Être “Parent au foyer” sur LinkedIn : c’est okay ou risqué ?

08 juil. 2021

6min

 Être “Parent au foyer” sur LinkedIn : c’est okay ou risqué ?
auteur.e.s
Thomas Decamps

Photographe chez Welcome to the Jungle

Anais Koopman

Journaliste indépendante

Le 8 mars dernier, la journaliste et maman américaine Heather Bolen poussait un coup de gueule à l’encontre de la plateforme LinkedIn, elle reprochait d’alimenter des “préjugés implicites sur les femmes”, notamment en ne permettant pas aux parents au foyer - en majorité encore des femmes -, de mettre un nom sur leur situation, et d’ainsi réintégrer plus facilement le marché du travail. En réponse au déferlement de cette tribune, le réseau social professionnel annonçait le 12 avril un changement important dans ses paramètres : il est désormais possible de choisir le statut “parent au foyer” sur son CV LinkedIn. Mais si cette initiative signifie que les mondes de la parentalité et du travail se rapprochent davantage, il semblerait que tout le monde ne soit pas du même avis concernant cette nouvelle fonction…

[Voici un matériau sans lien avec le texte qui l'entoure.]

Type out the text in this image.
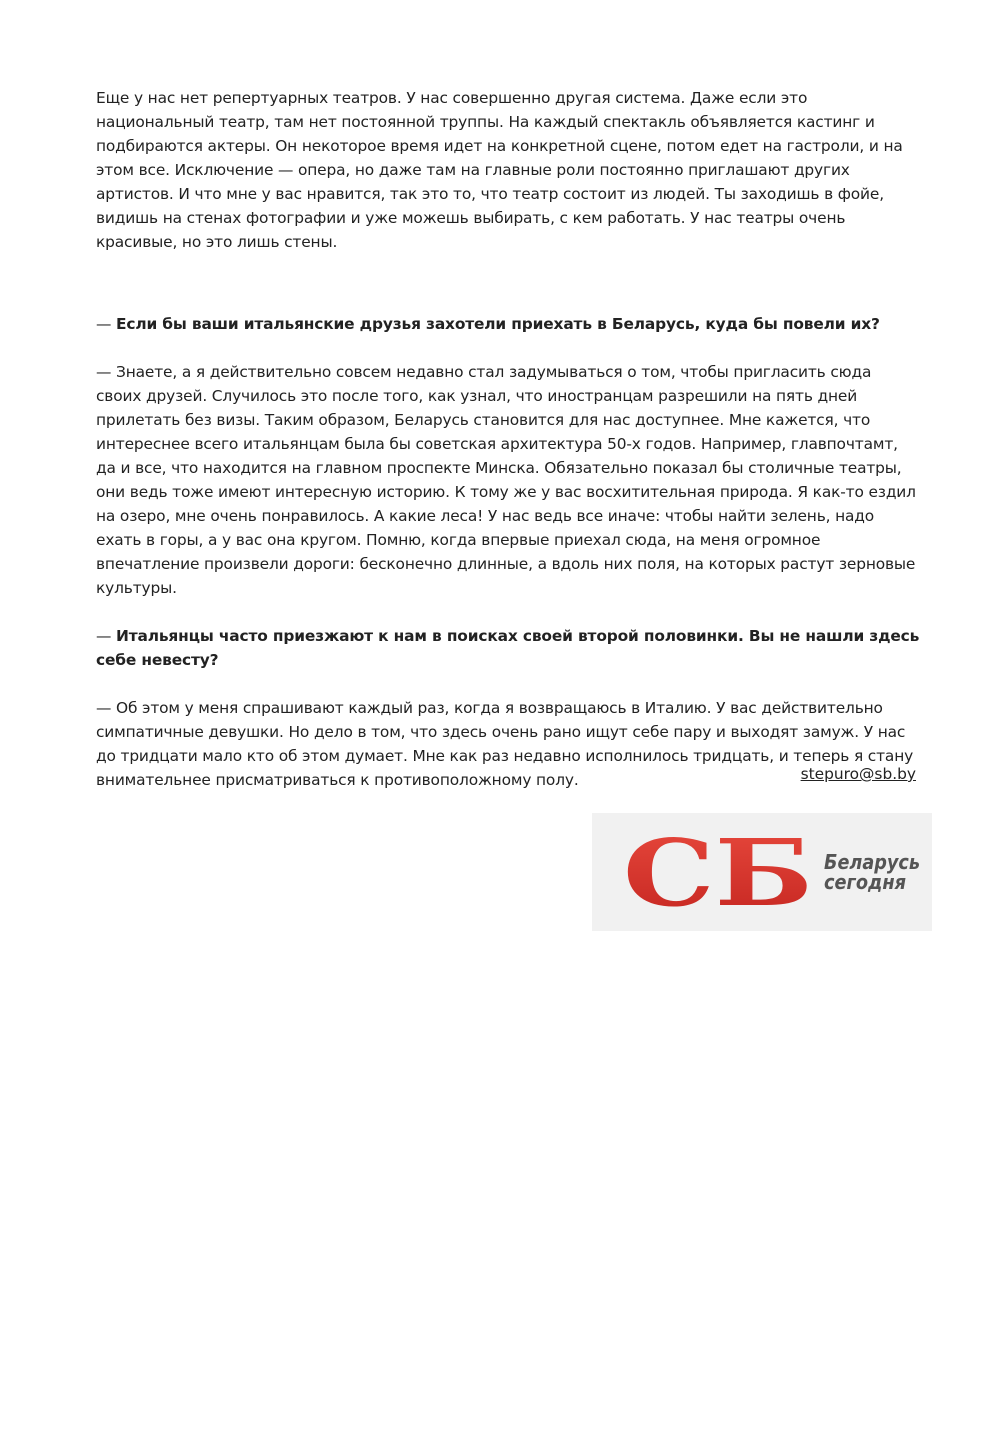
Еще у нас нет репертуарных театров. У нас совершенно другая система. Даже если это национальный театр, там нет постоянной труппы. На каждый спектакль объявляется кастинг и подбираются актеры. Он некоторое время идет на конкретной сцене, потом едет на гастроли, и на этом все. Исключение — опера, но даже там на главные роли постоянно приглашают других артистов. И что мне у вас нравится, так это то, что театр состоит из людей. Ты заходишь в фойе, видишь на стенах фотографии и уже можешь выбирать, с кем работать. У нас театры очень красивые, но это лишь стены.

— Если бы ваши итальянские друзья захотели приехать в Беларусь, куда бы повели их?

— Знаете, а я действительно совсем недавно стал задумываться о том, чтобы пригласить сюда своих друзей. Случилось это после того, как узнал, что иностранцам разрешили на пять дней прилетать без визы. Таким образом, Беларусь становится для нас доступнее. Мне кажется, что интереснее всего итальянцам была бы советская архитектура 50-х годов. Например, главпочтамт, да и все, что находится на главном проспекте Минска. Обязательно показал бы столичные театры, они ведь тоже имеют интересную историю. К тому же у вас восхитительная природа. Я как-то ездил на озеро, мне очень понравилось. А какие леса! У нас ведь все иначе: чтобы найти зелень, надо ехать в горы, а у вас она кругом. Помню, когда впервые приехал сюда, на меня огромное впечатление произвели дороги: бесконечно длинные, а вдоль них поля, на которых растут зерновые культуры.

— Итальянцы часто приезжают к нам в поисках своей второй половинки. Вы не нашли здесь себе невесту?

— Об этом у меня спрашивают каждый раз, когда я возвращаюсь в Италию. У вас действительно симпатичные девушки. Но дело в том, что здесь очень рано ищут себе пару и выходят замуж. У нас до тридцати мало кто об этом думает. Мне как раз недавно исполнилось тридцать, и теперь я стану внимательнее присматриваться к противоположному полу.	stepuro@sb.by
СБ Беларусь
сегодня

Wendy Glémet, elle, y croit à 100%. Chargée de mission RH, elle s’inspire du mode suédois du travail, très engagé dans la parité, avec une stratégie très ancrée en faveur de l’égalité femmes-hommes. Face à elle, Trish Foster, Directrice Exécutive du Centre pour les Femmes au Travail à l’Université de Bentley, met davantage en garde. Si elle aimerait que les parents se sentent libres d’adopter ce statut, elle a conscience que celui-ci demeure dangereux pour eux, et plus particulièrement… pour les femmes. Débat ouvert.

“Que sa durée soit de trois mois ou trois ans, qu’il s’agisse ou non d’un congé parental, une telle période mérite d’être rendue visible, d’être créditée”

Wendy Glémet, chargée de mission RH chez Alfa Laval (France)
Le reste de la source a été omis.